A incompetência para avaliar a competência

A incompetência para avaliar a competência
Quinta-feira, 27 de maio de 2007.
O Estado de S. Paulo - Zap

Rogerio Leme

            Muito se fala sobre competências, mas como identificar se um profissional é verdadeiramente competente? Uma das formas é a avaliação de desempenho, e é justamente neste ponto que muitos gestores se perdem. Ao invés de empregar esse recurso para identificar os pontos fortes dos membros da equipe, acabam avaliando seus colaboradores injustamente, causando transtornos tanto para o quadro de pessoal quanto para ele próprio.
            Avaliar efetivamente as competências e contribuir para a motivação dos colaboradores é uma ação que necessita de uma mudança de paradigmas, principalmente no que se refere à própria definição do que pode ser considerado como competência e de como ela se insere nas necessidades de uma organização hoje. A perpetuação do capital deve ser a premissa básica para a avaliação dos colaboradores: como eles contribuem para este objetivo?
            Muitas empresas valorizam apenas os aspectos técnicos de seus colaboradores, enquanto outras aderiram à “administração por objetivos”, com foco em resultados.

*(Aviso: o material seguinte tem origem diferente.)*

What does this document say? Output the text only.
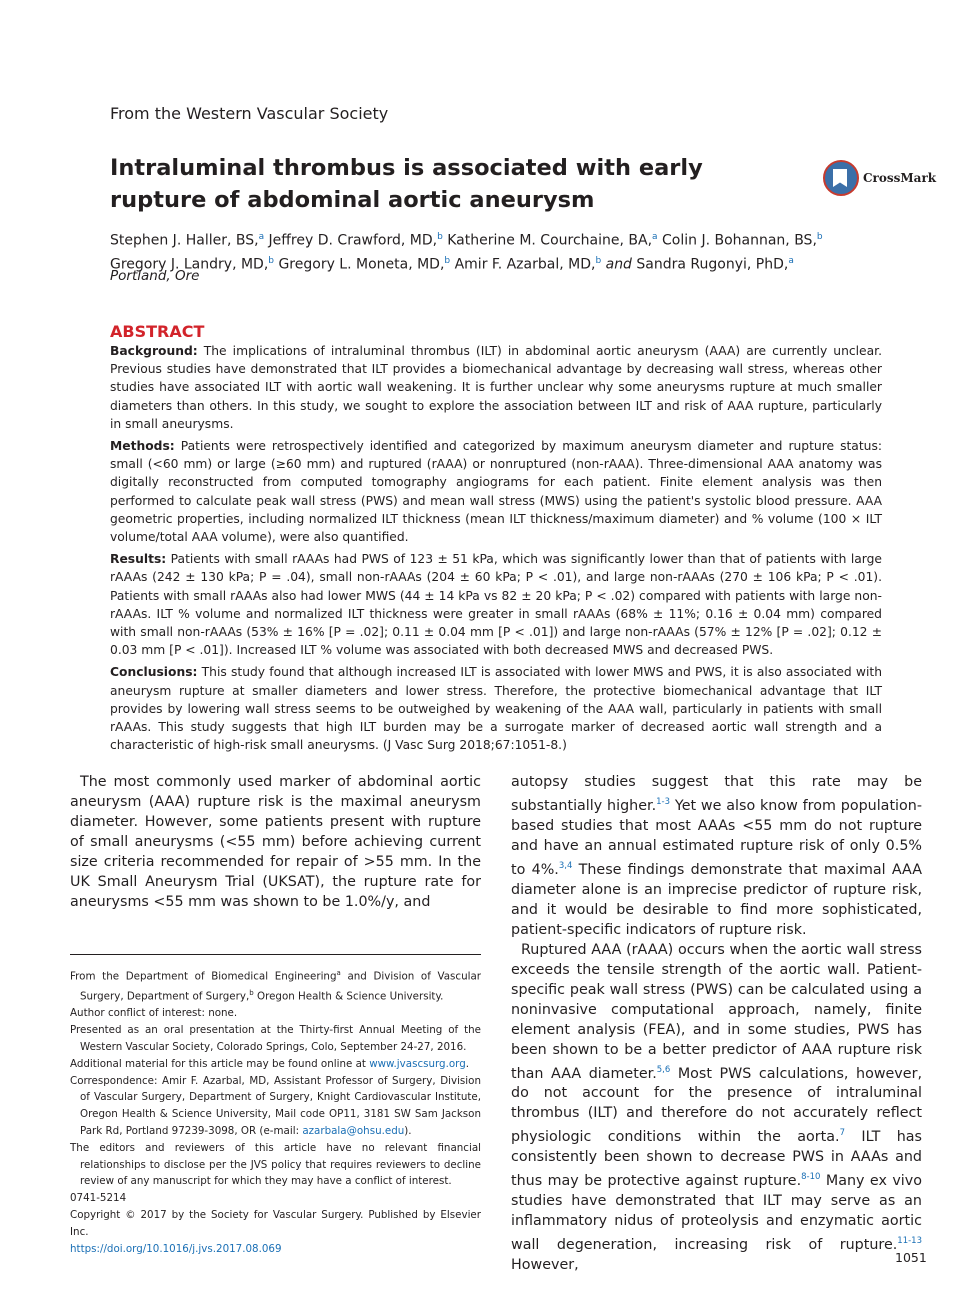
From the Western Vascular Society
Intraluminal thrombus is associated with early rupture of abdominal aortic aneurysm
CrossMark
Stephen J. Haller, BS,$^a$ Jeffrey D. Crawford, MD,$^b$ Katherine M. Courchaine, BA,$^a$ Colin J. Bohannan, BS,$^b$
Gregory J. Landry, MD,$^b$ Gregory L. Moneta, MD,$^b$ Amir F. Azarbal, MD,$^b$ and Sandra Rugonyi, PhD,$^a$
Portland, Ore
ABSTRACT

Background: The implications of intraluminal thrombus (ILT) in abdominal aortic aneurysm (AAA) are currently unclear. Previous studies have demonstrated that ILT provides a biomechanical advantage by decreasing wall stress, whereas other studies have associated ILT with aortic wall weakening. It is further unclear why some aneurysms rupture at much smaller diameters than others. In this study, we sought to explore the association between ILT and risk of AAA rupture, particularly in small aneurysms.

Methods: Patients were retrospectively identified and categorized by maximum aneurysm diameter and rupture status: small (<60 mm) or large (≥60 mm) and ruptured (rAAA) or nonruptured (non-rAAA). Three-dimensional AAA anatomy was digitally reconstructed from computed tomography angiograms for each patient. Finite element analysis was then performed to calculate peak wall stress (PWS) and mean wall stress (MWS) using the patient's systolic blood pressure. AAA geometric properties, including normalized ILT thickness (mean ILT thickness/maximum diameter) and % volume (100 × ILT volume/total AAA volume), were also quantified.

Results: Patients with small rAAAs had PWS of 123 ± 51 kPa, which was significantly lower than that of patients with large rAAAs (242 ± 130 kPa; P = .04), small non-rAAAs (204 ± 60 kPa; P < .01), and large non-rAAAs (270 ± 106 kPa; P < .01). Patients with small rAAAs also had lower MWS (44 ± 14 kPa vs 82 ± 20 kPa; P < .02) compared with patients with large non-rAAAs. ILT % volume and normalized ILT thickness were greater in small rAAAs (68% ± 11%; 0.16 ± 0.04 mm) compared with small non-rAAAs (53% ± 16% [P = .02]; 0.11 ± 0.04 mm [P < .01]) and large non-rAAAs (57% ± 12% [P = .02]; 0.12 ± 0.03 mm [P < .01]). Increased ILT % volume was associated with both decreased MWS and decreased PWS.

Conclusions: This study found that although increased ILT is associated with lower MWS and PWS, it is also associated with aneurysm rupture at smaller diameters and lower stress. Therefore, the protective biomechanical advantage that ILT provides by lowering wall stress seems to be outweighed by weakening of the AAA wall, particularly in patients with small rAAAs. This study suggests that high ILT burden may be a surrogate marker of decreased aortic wall strength and a characteristic of high-risk small aneurysms. (J Vasc Surg 2018;67:1051-8.)

The most commonly used marker of abdominal aortic aneurysm (AAA) rupture risk is the maximal aneurysm diameter. However, some patients present with rupture of small aneurysms (<55 mm) before achieving current size criteria recommended for repair of >55 mm. In the UK Small Aneurysm Trial (UKSAT), the rupture rate for aneurysms <55 mm was shown to be 1.0%/y, and

autopsy studies suggest that this rate may be substantially higher.$^{1-3}$ Yet we also know from population-based studies that most AAAs <55 mm do not rupture and have an annual estimated rupture risk of only 0.5% to 4%.$^{3,4}$ These findings demonstrate that maximal AAA diameter alone is an imprecise predictor of rupture risk, and it would be desirable to find more sophisticated, patient-specific indicators of rupture risk.

Ruptured AAA (rAAA) occurs when the aortic wall stress exceeds the tensile strength of the aortic wall. Patient-specific peak wall stress (PWS) can be calculated using a noninvasive computational approach, namely, finite element analysis (FEA), and in some studies, PWS has been shown to be a better predictor of AAA rupture risk than AAA diameter.$^{5,6}$ Most PWS calculations, however, do not account for the presence of intraluminal thrombus (ILT) and therefore do not accurately reflect physiologic conditions within the aorta.$^7$ ILT has consistently been shown to decrease PWS in AAAs and thus may be protective against rupture.$^{8-10}$ Many ex vivo studies have demonstrated that ILT may serve as an inflammatory nidus of proteolysis and enzymatic aortic wall degeneration, increasing risk of rupture.$^{11-13}$ However,

From the Department of Biomedical Engineering$^a$ and Division of Vascular Surgery, Department of Surgery,$^b$ Oregon Health & Science University.

Author conflict of interest: none.

Presented as an oral presentation at the Thirty-first Annual Meeting of the Western Vascular Society, Colorado Springs, Colo, September 24-27, 2016.

Additional material for this article may be found online at www.jvascsurg.org.

Correspondence: Amir F. Azarbal, MD, Assistant Professor of Surgery, Division of Vascular Surgery, Department of Surgery, Knight Cardiovascular Institute, Oregon Health & Science University, Mail code OP11, 3181 SW Sam Jackson Park Rd, Portland 97239-3098, OR (e-mail: azarbala@ohsu.edu).

The editors and reviewers of this article have no relevant financial relationships to disclose per the JVS policy that requires reviewers to decline review of any manuscript for which they may have a conflict of interest.

0741-5214

Copyright © 2017 by the Society for Vascular Surgery. Published by Elsevier Inc.

https://doi.org/10.1016/j.jvs.2017.08.069

1051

Ambas são incompletas.
            Infelizmente o mercado está cheio de empresas que transformaram ótimos profissionais em péssimos gestores ao promovê-los levando em conta apenas critérios técnicos. Também há uma série de companhias com profissionais campeões em resultado, mas que no processo deixam um rastro de destruição em suas equipes. Surge, portanto, a necessidade de avaliar os profissionais de forma mais abrangente, pelo seu comportamento. Ou seja, pelas competências.

O “CHA”
            O problema é que alguns gestores, autores e acadêmicos traduziram competência apenas como comportamento. Na verdade, competência é um conjunto de conhecimentos, habilidades e atitudes, o famoso “CHA”.
            Mas o fato de um colaborador ter o CHA não é a garantia de que ele agregue valor para a organização, ou seja, não conseguimos mensurar sua efetiva “entrega”.
            Algumas empresas dão aumento de salário se o colaborador conclui uma pós-graduação, seja ela qual for. Isso não é remuneração por competências, pois não há foco nas competências em geral do colaborador.
            O que interessa são as competências que ele possui e que são relevantes para a organização. Isso é estratégico e justo com a empresa. Da mesma forma, remunerar por competências não é remunerar pelo resultado, pois um colaborador pode ter atingido a meta de vendas empurrando mercadoria para o cliente, que ficará com estoque e consequentemente insatisfeito.
            Além da técnica, resultados e comportamento, o gestor precisa de mais um dado para mensurar a “entrega” do colaborador de forma efetiva, clara e justa: a complexidade. Complexidade pode ser definida como as tarefas estratégicas que o colaborador deve executar e que causam impacto na organização. Logo, a forma que ele executa tal responsabilidade deve ter impacto em sua avaliação de desempenho.
            Quando apuradas as avaliações de cada perspectiva (técnica, comportamental e complexidade), temos como resultado consolidado o Coeficiente de Desempenho do Colaborador, que indica a entrega de acordo com os objetivos da organização. Este coeficiente é a base para justa e comprovada para um processo de remuneração por competências.
            Por exemplo, se a empresa fizer a distribuição de lucros, cabendo a um determinado colaborador em princípio, R$ 10 mil, esse colaborador receberá na realidade um valor proporcional ao seu Coeficiente de Desempenho. Ou seja, se o coeficiente for de 80%, ele receberá R$ 8 mil, pois essa foi sua entrega para a construção do resultado obtido. Por outro lado, outro colaborador que tenha direito a mesma parcela e que tiver apresentado coeficiente de 120%, receberá R$ 12 mil.
O prêmio a ser distribuído pela empresa é o mesmo. O quanto cada colaborador irá receber depende de sua entrega. O primeiro passo para uma gestão eficaz, portanto, é definir a regra do jogo e comunicá-la para que os colaboradores tenham o melhor desempenho. A avaliação vem depois de tudo isso.

* Rogerio Leme é diretor do Grupo AncoraRh e autor de dois livros: Aplicação Prática de Gestão de Pessoas por Competências e Avaliação de Desempenho com Foco em Competências, ambos publicados pela editora Qualitymark.